A builder creates a DataDAO with the same tools as any other integration: the SDK, whose functions call the DP RPC — there is no special chain access to wire up. The DLP contracts coordinate the pool itself: membership, contributions, and the decisions made over the pooled dataset. What makes this a DataDAO — and not just an app that collects everyone’s exports into its own database — is where the data and the control sit:
  1. Members port data the normal way. Each contributor’s data is collected under their own control, stored encrypted in their own hosted storage, and accessed through their own Personal Server.
  2. The pool never holds plaintext. Instead of granting the DataDAO plaintext access to a scope, contributed data is encrypted to a key controlled by Protocol-Governed Encryption and coordinated by the DataDAO — so access to the pooled data can only happen through on-chain permissions, never by the operator’s own hand. The DataDAO operator never sees the raw data.
  3. Contributions are verified, not inspected.
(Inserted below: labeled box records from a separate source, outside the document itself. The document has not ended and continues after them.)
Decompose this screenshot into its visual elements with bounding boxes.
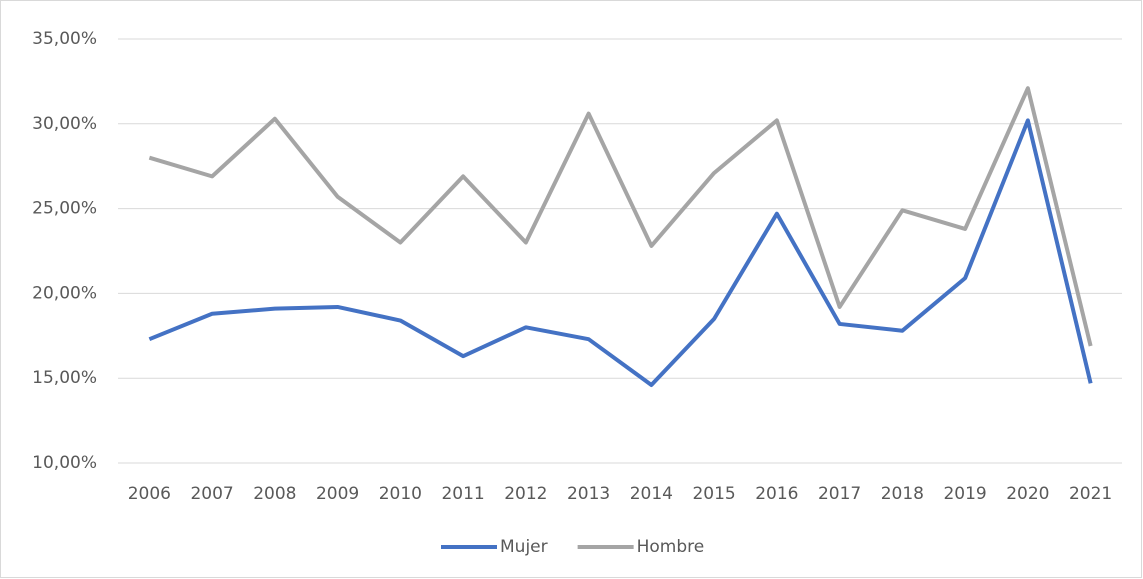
y-tick-label: 15,00% — [32, 368, 97, 388]
y-tick-label: 25,00% — [32, 199, 97, 219]
x-tick-label: 2015 — [692, 484, 735, 504]
series-line — [148, 86, 1093, 347]
x-tick-label: 2014 — [630, 484, 673, 504]
x-tick-label: 2008 — [253, 484, 296, 504]
x-tick-label: 2018 — [881, 484, 924, 504]
x-tick-label: 2019 — [943, 484, 986, 504]
x-tick-label: 2012 — [504, 484, 547, 504]
x-tick-label: 2016 — [755, 484, 798, 504]
x-tick-label: 2020 — [1006, 484, 1049, 504]
y-tick-label: 30,00% — [32, 114, 97, 134]
legend-label: Mujer — [500, 537, 548, 557]
y-tick-label: 10,00% — [32, 453, 97, 473]
x-tick-label: 2010 — [379, 484, 422, 504]
x-tick-label: 2009 — [316, 484, 359, 504]
legend-label: Hombre — [637, 537, 705, 557]
x-tick-label: 2011 — [441, 484, 484, 504]
y-tick-label: 35,00% — [32, 29, 97, 49]
y-tick-label: 20,00% — [32, 283, 97, 303]
x-tick-label: 2006 — [128, 484, 171, 504]
x-tick-label: 2013 — [567, 484, 610, 504]
x-tick-label: 2021 — [1069, 484, 1112, 504]
x-tick-label: 2017 — [818, 484, 861, 504]
series-line — [148, 118, 1093, 387]
x-tick-label: 2007 — [190, 484, 233, 504]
Metadata and proof of contribution (above) let the pool admit genuine data without reading it.
  4. Use is decided collectively. When the pooled dataset is put to work — licensed as a dataset, or better, used to train a model — the members decide, and the approved job runs as confidential compute: the consumer receives results, and raw data never leaves the enclave.
A DataDAO can also attach economics to contribution: members receive VRC-20 proportional rights over the pooled dataset, or a contract acting for the pool pays contributors as they grant.
Status. The building blocks — TEE execution, data refinement, and querying — are in place. Pooled, multi-source confidential jobs are on the protocol’s roadmap, and the DataDAO access model described above — pool data encrypted to a PGE-controlled key, with collective decisions over its use — is a design direction whose protocol primitives are still being designed.